Die RSS02T hat ein sehr gutes dynamisches Verhalten und die Pickups bieten auch eine gute Klangübertragung. Die Steuerung des Zerrgrades funktioniert sowohl über die Anschlagsdynamik als auch mit dem Volume-Poti, die Ausdrucksstärke einer E-Gitarre bei Overdrivesounds kann man mit dem Instrument gut ausspielen. Sehr interessant bei höheren Zerrgraden ist der Einsatz des Focus-Switch, wie man im zweiten Beispiel mit dem Vertex Ultraphonix gut hören kann. Der Overdrive generiert prinzipiell eine cremige Dumble-Style-Verzerrung, aber mit aktiviertem Focus-Switch und zurückgenommenem Tone-Regler an der Gitarre kann man den Overdrive auch zu Fuzz-ähnlichen Sounds überreden. In so einer Konstellation hat der Focus-Switch seine absolute Schokoladenseite und sorgt für sehr gute Klangvariationen mit klarem Charakter und Kante. Mit Fuzz-Pedalen klappt es natürlich auch, das könnt ihr im dritten Beispiel hören.
Für dich ausgesucht
Zum Abschluss gibt es die Gitarre noch im Bandarrangement in dem klanglichen Bereich, der meines Erachtens ihre Kernkompetenz gut wiedergibt – solide Overdrive-Sounds, die über den Anschlag viele Varianten erzeugen können.
H. Jaeger sagt:
#1 - 01.06.2023 um 10:32 Uhr
kann mich dem Testergebniß von Thomas voll und ganz anschließen.

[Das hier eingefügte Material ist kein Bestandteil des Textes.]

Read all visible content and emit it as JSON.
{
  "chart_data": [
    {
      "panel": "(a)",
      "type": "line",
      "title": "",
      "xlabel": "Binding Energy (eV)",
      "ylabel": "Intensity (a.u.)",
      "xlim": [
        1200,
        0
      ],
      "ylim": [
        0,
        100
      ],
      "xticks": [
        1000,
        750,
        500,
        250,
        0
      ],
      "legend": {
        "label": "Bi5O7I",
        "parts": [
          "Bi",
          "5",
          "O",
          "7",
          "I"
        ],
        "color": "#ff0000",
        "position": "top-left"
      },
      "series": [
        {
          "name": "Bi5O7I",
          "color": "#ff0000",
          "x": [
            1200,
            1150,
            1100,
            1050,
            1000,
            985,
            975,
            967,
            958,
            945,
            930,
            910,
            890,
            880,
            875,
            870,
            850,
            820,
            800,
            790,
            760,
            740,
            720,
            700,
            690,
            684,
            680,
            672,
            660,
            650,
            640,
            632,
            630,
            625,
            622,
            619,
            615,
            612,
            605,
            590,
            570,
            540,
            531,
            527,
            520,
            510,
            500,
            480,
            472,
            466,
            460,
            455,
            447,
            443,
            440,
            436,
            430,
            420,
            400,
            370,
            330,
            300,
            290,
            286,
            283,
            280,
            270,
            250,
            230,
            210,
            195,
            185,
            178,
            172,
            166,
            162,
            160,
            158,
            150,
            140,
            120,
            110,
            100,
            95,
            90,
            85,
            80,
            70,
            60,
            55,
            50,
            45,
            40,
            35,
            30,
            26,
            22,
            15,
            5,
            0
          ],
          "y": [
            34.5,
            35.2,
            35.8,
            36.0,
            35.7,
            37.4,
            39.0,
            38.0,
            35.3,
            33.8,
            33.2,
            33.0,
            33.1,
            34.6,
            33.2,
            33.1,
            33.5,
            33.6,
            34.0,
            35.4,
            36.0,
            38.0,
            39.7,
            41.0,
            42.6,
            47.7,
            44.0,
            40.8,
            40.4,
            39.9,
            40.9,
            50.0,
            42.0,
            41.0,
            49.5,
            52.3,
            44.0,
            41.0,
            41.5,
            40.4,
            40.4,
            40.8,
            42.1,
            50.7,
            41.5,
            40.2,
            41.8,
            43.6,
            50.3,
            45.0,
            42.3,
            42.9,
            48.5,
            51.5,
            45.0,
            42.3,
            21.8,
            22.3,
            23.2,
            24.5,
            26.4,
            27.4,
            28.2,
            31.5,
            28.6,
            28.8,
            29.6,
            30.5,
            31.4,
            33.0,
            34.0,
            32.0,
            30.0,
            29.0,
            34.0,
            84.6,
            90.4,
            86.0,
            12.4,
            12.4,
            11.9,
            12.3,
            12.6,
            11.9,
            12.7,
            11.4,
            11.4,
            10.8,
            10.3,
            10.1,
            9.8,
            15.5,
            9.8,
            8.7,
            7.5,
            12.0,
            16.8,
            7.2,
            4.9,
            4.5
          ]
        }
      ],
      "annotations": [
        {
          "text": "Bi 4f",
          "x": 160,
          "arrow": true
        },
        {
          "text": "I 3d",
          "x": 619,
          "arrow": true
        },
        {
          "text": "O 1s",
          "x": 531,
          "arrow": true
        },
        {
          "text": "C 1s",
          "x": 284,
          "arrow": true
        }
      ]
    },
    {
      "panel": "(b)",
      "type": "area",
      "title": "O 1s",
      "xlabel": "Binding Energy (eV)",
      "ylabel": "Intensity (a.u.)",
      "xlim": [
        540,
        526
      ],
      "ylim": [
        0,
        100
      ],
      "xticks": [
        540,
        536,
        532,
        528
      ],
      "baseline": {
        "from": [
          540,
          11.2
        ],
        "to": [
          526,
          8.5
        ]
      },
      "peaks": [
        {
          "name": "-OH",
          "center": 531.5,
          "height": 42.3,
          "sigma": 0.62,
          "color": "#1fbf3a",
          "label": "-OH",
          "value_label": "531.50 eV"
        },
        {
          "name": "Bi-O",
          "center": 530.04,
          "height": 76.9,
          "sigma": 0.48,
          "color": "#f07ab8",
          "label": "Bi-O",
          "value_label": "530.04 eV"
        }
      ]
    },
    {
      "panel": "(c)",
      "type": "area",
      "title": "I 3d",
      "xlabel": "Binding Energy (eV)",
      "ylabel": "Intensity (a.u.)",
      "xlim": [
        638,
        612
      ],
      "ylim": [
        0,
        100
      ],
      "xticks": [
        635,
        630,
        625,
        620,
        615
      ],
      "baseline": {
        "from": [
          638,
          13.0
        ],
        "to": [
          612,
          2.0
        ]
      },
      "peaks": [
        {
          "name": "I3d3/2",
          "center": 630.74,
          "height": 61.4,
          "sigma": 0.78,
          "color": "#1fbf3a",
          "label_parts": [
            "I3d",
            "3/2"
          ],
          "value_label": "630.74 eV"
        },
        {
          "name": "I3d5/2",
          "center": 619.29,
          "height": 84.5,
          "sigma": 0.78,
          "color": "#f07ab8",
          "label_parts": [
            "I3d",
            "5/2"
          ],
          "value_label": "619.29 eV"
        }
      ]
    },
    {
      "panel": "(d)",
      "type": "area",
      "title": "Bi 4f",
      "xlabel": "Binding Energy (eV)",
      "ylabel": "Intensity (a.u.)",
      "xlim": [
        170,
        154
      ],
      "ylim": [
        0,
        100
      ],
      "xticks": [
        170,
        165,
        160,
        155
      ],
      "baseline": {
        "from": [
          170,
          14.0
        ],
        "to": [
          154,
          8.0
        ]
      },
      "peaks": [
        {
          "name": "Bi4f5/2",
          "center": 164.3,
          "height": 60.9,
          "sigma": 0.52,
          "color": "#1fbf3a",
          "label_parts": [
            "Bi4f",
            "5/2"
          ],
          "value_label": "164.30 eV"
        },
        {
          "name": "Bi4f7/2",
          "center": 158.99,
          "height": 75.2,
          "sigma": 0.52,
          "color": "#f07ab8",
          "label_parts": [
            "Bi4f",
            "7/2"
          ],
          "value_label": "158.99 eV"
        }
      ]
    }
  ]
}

Die Verarbeitung ist wirklich top, vor allem der Hals und die Edelstahlbundierung sind für die Preisklasse wirklich außergewöhnlich. Die Gitarre läßt sich perfekt einstellen. Schnelle Ansprache und vielfältige Soundmöglichkeiten unterstreichen die Eigenständigkeit dieser Gitarre mit klassischem P-90 Sound und mehr.
Danilo Wertenauer sagt:
#2 - 08.11.2024 um 22:16 Uhr
Super Test! Sogar die Dicke des Halses wurde genannt, Hut ab!